Vivemos tempos de crise, não só económica. Porque somos modernos, não poderia ser de outro modo, uma vez que a crise é o rosto visível da modernidade que nos cabe cumprir. Mas não se pode falar de crise sem falar de crítica. São como dois bois aparelhados para levar para diante a mesma demanda. Só uma postura crítica fará da crise o combustível da mudança desejada. Em termos cidadania, não nos resta outra alternativa válida que não seja a de nos assumirmos como "animais políticos". Não se trata de apenas de relembrar o velho Aristóteles. Trata-se, antes do mais, de não enjeitarmos a oportunidade de cumprirmos a humanidade plena que nos percorre a existência. Sejamos por isso mesmo políticos, não nos esquecendo que a política é, acima de tudo, a arte de inventar o futuro - o nosso e o dos nossos filhos. Reneguemos pois o argumento da inevitabilidade, tantas vezes usado para nos passar um atestado de menoridade intelectual e política. Não cometamos o erro de entregar nas mãos dos políticos profissionais a tarefa de tecer as malhas de um futuro comum que mais tarde vamos lamentar. Não nos alheemos ainda mais do mundo que é também público.
Se existe alguma nota fundamental que componha o projecto da modernidade, ela não pode ser outra senão a revolução democrática. A democracia, ainda que se lance as suas raízes em solo grego, tem na modernidade a atmosfera propícia ao seu desenvolvimento. No entanto, também hoje o programa democrático - que não é outro que não seja o da realização dos ideais da liberdade e da igualdade - está em crise. É imperioso que procedamos a uma crítica da razão democrática. Esta crítica torna possível duas coisas: evidenciar as condições de possibilidade do exercício democrático, por um lado, e radicalizar a democracia, por outro.
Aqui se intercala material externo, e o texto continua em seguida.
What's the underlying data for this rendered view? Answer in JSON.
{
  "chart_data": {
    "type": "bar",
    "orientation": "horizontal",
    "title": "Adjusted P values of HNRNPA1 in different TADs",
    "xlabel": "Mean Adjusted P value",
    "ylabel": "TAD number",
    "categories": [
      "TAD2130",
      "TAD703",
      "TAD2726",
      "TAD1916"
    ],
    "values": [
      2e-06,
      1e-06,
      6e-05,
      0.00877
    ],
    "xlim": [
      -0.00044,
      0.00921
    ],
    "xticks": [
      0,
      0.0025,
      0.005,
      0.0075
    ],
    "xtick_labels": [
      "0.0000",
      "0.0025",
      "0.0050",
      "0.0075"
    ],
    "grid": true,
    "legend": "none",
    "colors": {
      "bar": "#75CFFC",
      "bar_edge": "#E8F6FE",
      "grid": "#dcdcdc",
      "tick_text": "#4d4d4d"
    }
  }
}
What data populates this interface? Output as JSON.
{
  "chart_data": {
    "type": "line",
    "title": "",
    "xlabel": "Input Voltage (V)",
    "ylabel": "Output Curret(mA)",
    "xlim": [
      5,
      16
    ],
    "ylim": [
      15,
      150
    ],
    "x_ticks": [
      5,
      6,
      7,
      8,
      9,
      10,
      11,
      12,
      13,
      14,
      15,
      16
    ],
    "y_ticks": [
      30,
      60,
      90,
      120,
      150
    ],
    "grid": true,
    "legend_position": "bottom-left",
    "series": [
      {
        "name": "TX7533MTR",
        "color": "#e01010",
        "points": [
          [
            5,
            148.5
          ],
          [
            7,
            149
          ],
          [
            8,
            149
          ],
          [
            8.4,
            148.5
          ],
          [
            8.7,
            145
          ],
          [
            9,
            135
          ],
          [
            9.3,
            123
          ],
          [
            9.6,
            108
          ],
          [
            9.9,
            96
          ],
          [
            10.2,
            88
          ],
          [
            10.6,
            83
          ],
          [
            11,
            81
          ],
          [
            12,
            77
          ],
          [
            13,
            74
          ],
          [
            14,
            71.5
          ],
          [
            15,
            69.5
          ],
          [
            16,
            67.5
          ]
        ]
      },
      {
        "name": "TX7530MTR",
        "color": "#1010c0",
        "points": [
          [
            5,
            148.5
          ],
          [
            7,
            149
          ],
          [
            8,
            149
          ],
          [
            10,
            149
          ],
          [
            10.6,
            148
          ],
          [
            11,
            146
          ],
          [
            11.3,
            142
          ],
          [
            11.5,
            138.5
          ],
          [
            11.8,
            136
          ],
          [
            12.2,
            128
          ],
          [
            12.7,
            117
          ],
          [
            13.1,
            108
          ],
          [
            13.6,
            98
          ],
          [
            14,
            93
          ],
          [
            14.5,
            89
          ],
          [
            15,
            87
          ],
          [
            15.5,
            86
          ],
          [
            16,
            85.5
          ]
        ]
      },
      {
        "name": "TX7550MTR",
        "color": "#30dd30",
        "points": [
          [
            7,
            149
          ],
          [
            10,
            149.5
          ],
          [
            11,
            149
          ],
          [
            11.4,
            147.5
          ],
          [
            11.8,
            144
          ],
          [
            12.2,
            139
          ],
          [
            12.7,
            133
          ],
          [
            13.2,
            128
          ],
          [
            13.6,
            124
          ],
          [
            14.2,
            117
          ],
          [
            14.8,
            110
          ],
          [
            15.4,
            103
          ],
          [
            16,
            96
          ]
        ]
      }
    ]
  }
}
O que se pretende, com isso, não é contribuir para a descredibilização da democracia, mas tão somente cuidar dela como o mais precioso dos bens que, para nós portugueses, o 25 de Abril conquistou. Tal como uma planta, ou a alimentamos ou morre.
A propósito da reflexão política, aponto duas sugestões de leitura:
1) "A incompetência democrática", Philippe Breton, Edições Loyola, 2008 (o original é de 2006).
2) "O regresso do político", Chantal Mouffe, Gradiva, 1996 (o original é de 1993).